Written by: Seanan McGuire
Art by: IG Guara
Colors by: Ian Herring
Letterer: VC’s Clayton Cowles
Release Date: June 17, 2020
Price: $3.99
Johnny & Susan Storm are back on Earth- GS, and it’s not looking very pleasant for Ghost- Spider. But why would super powered child star influencers be on Gwen’s bad side? Well, it all gets a bit confusing when it comes down to the details, especially on a story that was thrown into readers hands without a proper conclusion to the first six issues. Gwen is given an ultimatum and seems to have given up something very important to her, with her self proclaimed promise to get it back we conclude this story with no real outline of where Ghost-Spider or this title series is going from here.
I binged issues one through ten in order to get the full story of Gwen this week. I will say, it was harder to find the correct issues, due to the sheer amount of titles Gwen has just being introduce six years ago. The intro to this series was great, story beats were steady and pacing was great, but issue seven the start of this Johnny & Susan story hit the breaks hard on the pacing that Seanan McGuire had set up since issue one. Johnny & Sue shouldn’t be that hard to introduce. I mean, they are classic characters, but with the gray line of a multiverse, McGuire needed something that made this version of the character worth reading. It’s just unfortunate that they weren’t very interesting, well at least with how quickly this story began to move. There’s a lack of motivation and reasoning in Johnny & Susan as they (SPOILERS).

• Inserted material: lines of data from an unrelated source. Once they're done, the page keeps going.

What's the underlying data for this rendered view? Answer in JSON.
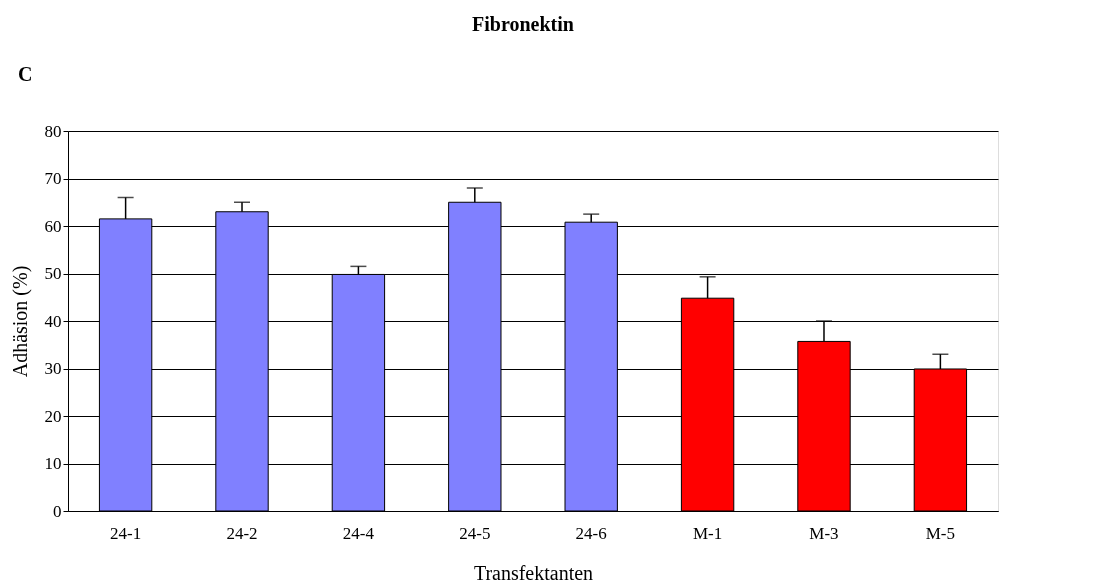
{
  "chart_data": {
    "type": "bar",
    "title": "Fibronektin",
    "xlabel": "Transfektanten",
    "ylabel": "Adhäsion (%)",
    "annotations": [
      "C"
    ],
    "categories": [
      "24-1",
      "24-2",
      "24-4",
      "24-5",
      "24-6",
      "M-1",
      "M-3",
      "M-5"
    ],
    "values": [
      61.5,
      63,
      49.8,
      65,
      60.8,
      44.8,
      35.7,
      29.9
    ],
    "errors": [
      [
        61.5,
        66
      ],
      [
        63,
        65
      ],
      [
        49.8,
        51.5
      ],
      [
        65,
        68
      ],
      [
        60.8,
        62.5
      ],
      [
        44.8,
        49.3
      ],
      [
        35.7,
        40
      ],
      [
        29.9,
        33
      ]
    ],
    "colors": [
      "#8080ff",
      "#8080ff",
      "#8080ff",
      "#8080ff",
      "#8080ff",
      "#ff0000",
      "#ff0000",
      "#ff0000"
    ],
    "ylim": [
      0,
      80
    ],
    "yticks": [
      0,
      10,
      20,
      30,
      40,
      50,
      60,
      70,
      80
    ],
    "grid": "y"
  }
}
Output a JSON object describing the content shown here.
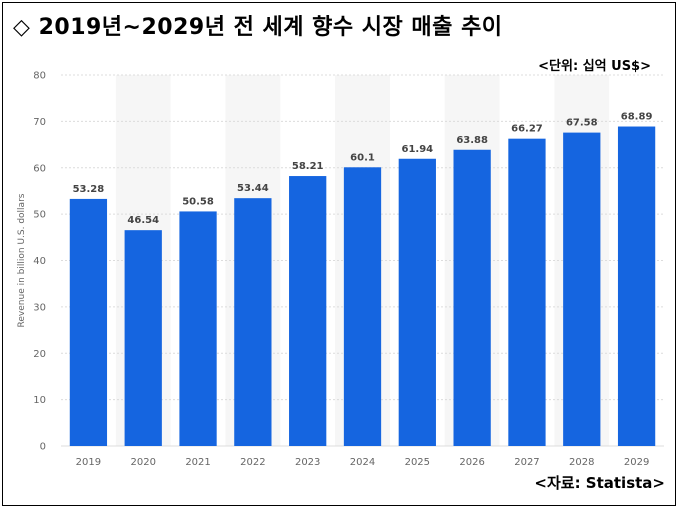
{
  "title": "◇ 2019년~2029년 전 세계 향수 시장 매출 추이",
  "unit_note": "<단위: 십억 US$>",
  "source_note": "<자료: Statista>",
  "colors": {
    "bar": "#1565e0",
    "band": "#f6f6f6",
    "grid": "#dcdcdc"
  },
  "chart_data": {
    "type": "bar",
    "categories": [
      "2019",
      "2020",
      "2021",
      "2022",
      "2023",
      "2024",
      "2025",
      "2026",
      "2027",
      "2028",
      "2029"
    ],
    "values": [
      53.28,
      46.54,
      50.58,
      53.44,
      58.21,
      60.1,
      61.94,
      63.88,
      66.27,
      67.58,
      68.89
    ],
    "value_labels": [
      "53.28",
      "46.54",
      "50.58",
      "53.44",
      "58.21",
      "60.1",
      "61.94",
      "63.88",
      "66.27",
      "67.58",
      "68.89"
    ],
    "ylabel": "Revenue in billion U.S. dollars",
    "ylim": [
      0,
      80
    ],
    "yticks": [
      "0",
      "10",
      "20",
      "30",
      "40",
      "50",
      "60",
      "70",
      "80"
    ],
    "grid": true
  }
}
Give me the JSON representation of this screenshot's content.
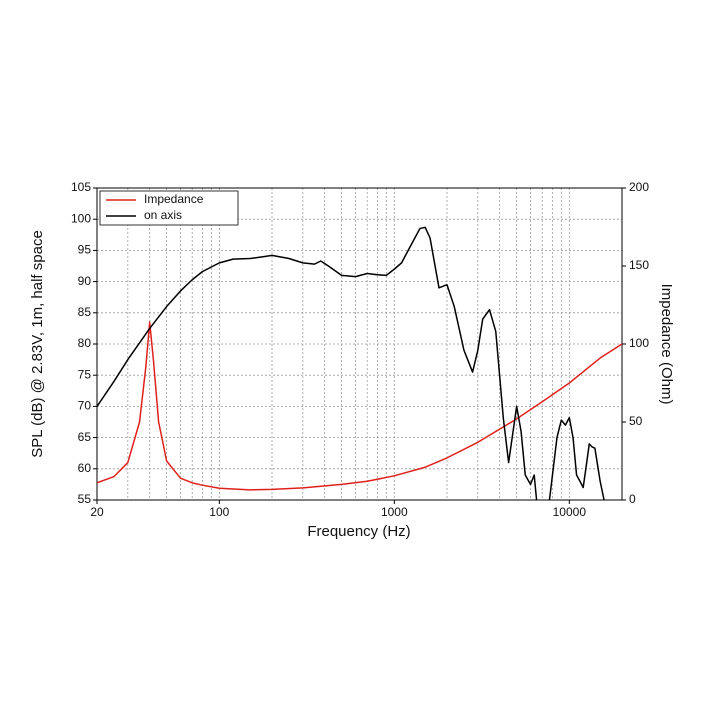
{
  "chart_data": {
    "type": "line",
    "xlabel": "Frequency (Hz)",
    "ylabel": "SPL (dB) @ 2.83V, 1m, half space",
    "y2label": "Impedance (Ohm)",
    "xscale": "log",
    "xlim": [
      20,
      20000
    ],
    "xticks": [
      20,
      100,
      1000,
      10000
    ],
    "xgrid": [
      30,
      40,
      50,
      60,
      70,
      80,
      90,
      200,
      300,
      400,
      500,
      600,
      700,
      800,
      900,
      2000,
      3000,
      4000,
      5000,
      6000,
      7000,
      8000,
      9000
    ],
    "ylim": [
      55,
      105
    ],
    "yticks": [
      55,
      60,
      65,
      70,
      75,
      80,
      85,
      90,
      95,
      100,
      105
    ],
    "y2lim": [
      0,
      200
    ],
    "y2ticks": [
      0,
      50,
      100,
      150,
      200
    ],
    "grid": true,
    "legend": "upper left",
    "series": [
      {
        "name": "Impedance",
        "color": "#e0201b",
        "axis": "y2",
        "x": [
          20,
          25,
          30,
          35,
          38,
          40,
          42,
          45,
          50,
          60,
          70,
          80,
          100,
          150,
          200,
          300,
          500,
          700,
          1000,
          1500,
          2000,
          3000,
          5000,
          7000,
          10000,
          15000,
          20000
        ],
        "values": [
          11,
          15,
          24,
          50,
          85,
          114,
          90,
          50,
          25,
          14,
          11,
          9.5,
          7.5,
          6.5,
          6.8,
          7.8,
          10,
          12,
          15.5,
          21,
          27,
          37,
          52,
          63,
          75,
          91,
          100
        ]
      },
      {
        "name": "on axis",
        "color": "#000000",
        "x": [
          20,
          25,
          30,
          40,
          50,
          60,
          70,
          80,
          100,
          120,
          150,
          180,
          200,
          250,
          300,
          350,
          380,
          420,
          500,
          600,
          700,
          800,
          900,
          1000,
          1100,
          1200,
          1400,
          1500,
          1600,
          1800,
          2000,
          2200,
          2500,
          2800,
          3000,
          3200,
          3500,
          3800,
          4200,
          4500,
          5000,
          5300,
          5600,
          6000,
          6300,
          6500,
          7000,
          7700,
          8500,
          9000,
          9500,
          10000,
          10500,
          11000,
          11500,
          12000,
          12500,
          13000,
          13500,
          14000,
          15000,
          15800
        ],
        "values": [
          70,
          74,
          77.5,
          82.5,
          86,
          88.5,
          90.3,
          91.6,
          93,
          93.6,
          93.7,
          94,
          94.2,
          93.7,
          93,
          92.8,
          93.3,
          92.5,
          91,
          90.8,
          91.3,
          91.1,
          91,
          92,
          93,
          95,
          98.5,
          98.7,
          97,
          89,
          89.5,
          86,
          79,
          75.5,
          79,
          84,
          85.5,
          82,
          68,
          61,
          70,
          66,
          59,
          57.5,
          59,
          55,
          null,
          55,
          65,
          67.8,
          67,
          68.2,
          65,
          59,
          58,
          57,
          60.5,
          64,
          63.5,
          63.3,
          58,
          55
        ]
      }
    ]
  }
}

Gwen and her father continue to butt heads in this issue, for the exact same reasons they get after one another in previous issues. This relationship is in a continuous loop of; yelling, understanding, and hugging. McGuire seems to have put this formula together for their relationship just to fill pages in this issue. The big picture in this issue is the encounter with Johnny & Sue which takes seven pages which accomplishes nothing. The encounter ends exactly where it started, a full seven pages just to fill the page count. Now don’t get me wrong since issue five, when IG Guara came into this title, the art has been great. Really fits the tone of the book, and is very pleasant to look at when action is on and off the page.
I am not aware of any reasons McGuire would rush this story, but from the reappearance of the siblings to their “secret origin” shown in this issue, all the way to the ending we see with them and Ghost-Spider. It felt very rushed, the lack of character development destroyed this story. Ghost-Spider is one of the many titles to officially go digital only, which in most cases, seems to be the ticking time bomb to cancellation.
One nitpick: official designation of Ghost-Spider’s homeworld is Earth-65, not Earth-GS.